Папа стоял рядом, на его бровях запекся старый гной, из глаз струились черные слезы, вывихнутая челюсть болталась, распухшие щеки сочились гноем. Он протянул руку и заухал тихонько, словно обезьяна. Для любого это, наверное, показалось бы обычным животным звуком гниющего зомби, но я расслышала совершенно ясно: «Кэйтлин, Кэйтлин, Кэйтлин!» Мне некуда было бежать, а он коснулся моего лица, отвел упавшие волосы. И окровавленным большим пальцем нарисовал круг на моем лбу, будто священник на Пасху.

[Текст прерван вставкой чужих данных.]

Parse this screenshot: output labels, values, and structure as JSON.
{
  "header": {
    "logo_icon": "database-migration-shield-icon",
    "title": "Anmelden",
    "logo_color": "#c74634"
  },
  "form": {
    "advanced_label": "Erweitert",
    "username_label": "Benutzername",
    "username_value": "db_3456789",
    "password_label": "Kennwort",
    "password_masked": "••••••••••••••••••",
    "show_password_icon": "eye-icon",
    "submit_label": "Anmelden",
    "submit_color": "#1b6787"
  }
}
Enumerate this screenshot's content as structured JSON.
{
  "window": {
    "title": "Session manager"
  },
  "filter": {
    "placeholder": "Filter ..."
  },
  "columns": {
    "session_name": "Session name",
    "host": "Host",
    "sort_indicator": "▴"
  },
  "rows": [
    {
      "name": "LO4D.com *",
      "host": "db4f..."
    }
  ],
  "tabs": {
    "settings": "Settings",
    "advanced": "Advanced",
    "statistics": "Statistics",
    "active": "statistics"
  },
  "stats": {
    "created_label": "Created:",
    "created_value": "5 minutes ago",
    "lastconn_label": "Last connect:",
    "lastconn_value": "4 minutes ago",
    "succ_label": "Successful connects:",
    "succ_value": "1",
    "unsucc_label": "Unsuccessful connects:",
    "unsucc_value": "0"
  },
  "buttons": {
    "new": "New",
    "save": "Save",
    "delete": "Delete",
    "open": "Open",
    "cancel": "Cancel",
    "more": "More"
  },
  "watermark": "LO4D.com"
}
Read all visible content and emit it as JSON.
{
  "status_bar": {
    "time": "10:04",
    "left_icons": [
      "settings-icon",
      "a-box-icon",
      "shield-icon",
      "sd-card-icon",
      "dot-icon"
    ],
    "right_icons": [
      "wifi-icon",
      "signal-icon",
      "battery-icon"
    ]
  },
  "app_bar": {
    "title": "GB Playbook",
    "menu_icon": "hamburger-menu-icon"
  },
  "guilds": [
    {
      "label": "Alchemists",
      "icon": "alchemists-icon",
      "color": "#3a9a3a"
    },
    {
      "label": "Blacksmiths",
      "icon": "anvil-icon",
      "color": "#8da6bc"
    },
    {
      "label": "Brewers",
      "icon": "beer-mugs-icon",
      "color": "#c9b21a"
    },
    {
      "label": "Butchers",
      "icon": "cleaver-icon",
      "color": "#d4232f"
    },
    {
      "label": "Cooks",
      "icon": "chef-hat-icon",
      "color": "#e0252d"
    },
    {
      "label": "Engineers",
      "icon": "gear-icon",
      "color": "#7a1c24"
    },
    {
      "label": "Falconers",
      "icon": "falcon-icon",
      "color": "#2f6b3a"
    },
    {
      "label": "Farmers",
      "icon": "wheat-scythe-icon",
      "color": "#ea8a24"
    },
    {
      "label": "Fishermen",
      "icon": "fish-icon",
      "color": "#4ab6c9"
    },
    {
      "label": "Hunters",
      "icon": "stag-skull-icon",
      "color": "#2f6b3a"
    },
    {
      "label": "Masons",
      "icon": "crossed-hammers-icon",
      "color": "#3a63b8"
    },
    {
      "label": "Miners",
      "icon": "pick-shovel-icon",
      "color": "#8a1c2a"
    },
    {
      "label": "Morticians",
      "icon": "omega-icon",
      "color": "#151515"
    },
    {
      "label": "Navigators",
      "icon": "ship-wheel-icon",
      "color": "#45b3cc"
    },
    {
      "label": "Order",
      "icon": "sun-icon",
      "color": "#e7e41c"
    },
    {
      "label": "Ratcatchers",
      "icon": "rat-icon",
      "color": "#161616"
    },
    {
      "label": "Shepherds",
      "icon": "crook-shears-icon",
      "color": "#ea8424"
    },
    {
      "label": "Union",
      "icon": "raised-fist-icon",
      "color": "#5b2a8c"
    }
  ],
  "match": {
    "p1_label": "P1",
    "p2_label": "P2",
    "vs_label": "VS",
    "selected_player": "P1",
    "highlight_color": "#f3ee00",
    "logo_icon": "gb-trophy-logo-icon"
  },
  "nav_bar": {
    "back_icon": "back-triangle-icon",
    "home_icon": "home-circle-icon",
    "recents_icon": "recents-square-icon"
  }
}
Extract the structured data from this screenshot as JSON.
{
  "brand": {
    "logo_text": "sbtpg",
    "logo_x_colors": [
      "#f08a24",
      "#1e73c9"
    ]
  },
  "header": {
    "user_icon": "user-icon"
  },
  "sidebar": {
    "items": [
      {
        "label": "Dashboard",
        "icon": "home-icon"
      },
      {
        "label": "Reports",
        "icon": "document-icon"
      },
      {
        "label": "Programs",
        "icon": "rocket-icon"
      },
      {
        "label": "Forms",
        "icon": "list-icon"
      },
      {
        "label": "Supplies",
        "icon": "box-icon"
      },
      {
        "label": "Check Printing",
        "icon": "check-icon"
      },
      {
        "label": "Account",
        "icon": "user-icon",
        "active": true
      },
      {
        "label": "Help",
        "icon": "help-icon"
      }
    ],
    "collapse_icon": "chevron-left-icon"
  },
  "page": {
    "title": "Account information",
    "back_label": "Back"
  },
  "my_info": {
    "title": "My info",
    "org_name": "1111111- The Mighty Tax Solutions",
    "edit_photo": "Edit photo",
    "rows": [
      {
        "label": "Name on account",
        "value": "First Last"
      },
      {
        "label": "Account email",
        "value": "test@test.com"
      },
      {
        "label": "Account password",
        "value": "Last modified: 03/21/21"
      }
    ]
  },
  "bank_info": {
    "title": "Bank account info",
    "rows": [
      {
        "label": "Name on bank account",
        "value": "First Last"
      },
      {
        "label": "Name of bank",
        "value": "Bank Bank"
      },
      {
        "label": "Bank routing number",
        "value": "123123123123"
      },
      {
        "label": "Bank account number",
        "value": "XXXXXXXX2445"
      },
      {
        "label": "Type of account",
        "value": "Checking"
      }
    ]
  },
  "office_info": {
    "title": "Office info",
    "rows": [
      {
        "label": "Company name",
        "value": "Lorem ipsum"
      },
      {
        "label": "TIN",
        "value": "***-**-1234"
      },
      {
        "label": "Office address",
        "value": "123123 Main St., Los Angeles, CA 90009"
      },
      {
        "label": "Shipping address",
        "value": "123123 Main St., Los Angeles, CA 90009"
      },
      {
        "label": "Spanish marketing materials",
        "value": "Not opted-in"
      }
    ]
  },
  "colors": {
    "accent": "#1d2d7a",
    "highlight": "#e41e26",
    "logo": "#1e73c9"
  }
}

Кэйтлин, Кэйтлин, Кэйтлин!
Кровь его была холодна как лед.
После того никто не пытался напасть на меня, и я могла жить, как привыкла: хозяйничать в «Джава шэк», писать в тетрадках. Теперь настали «дни розовых принцесс», и я в безопасности. Отметина на моем лбу так и не сошла. Она потускнела, как родимое пятно, но по-прежнему на месте. Иногда я встречаю на улице зомби, растерянно и уныло блуждающего среди белого дня, щурящегося, будто не понимая, откуда берется яркий свет. Когда он замечает меня, глаза темнеют от голодной ярости, но потом он смотрит на мой лоб и падает на колени, подвывая и всхлипывая. И я знаю: это не из-за того, что я особенная какая-то. Это из-за храма, растущего на берегах реки Кеннебек. Наверное, отметина значит, что я правоверная, кто-то вроде них. Святая Кэйтлин из «Джава шэк», покровительница живых.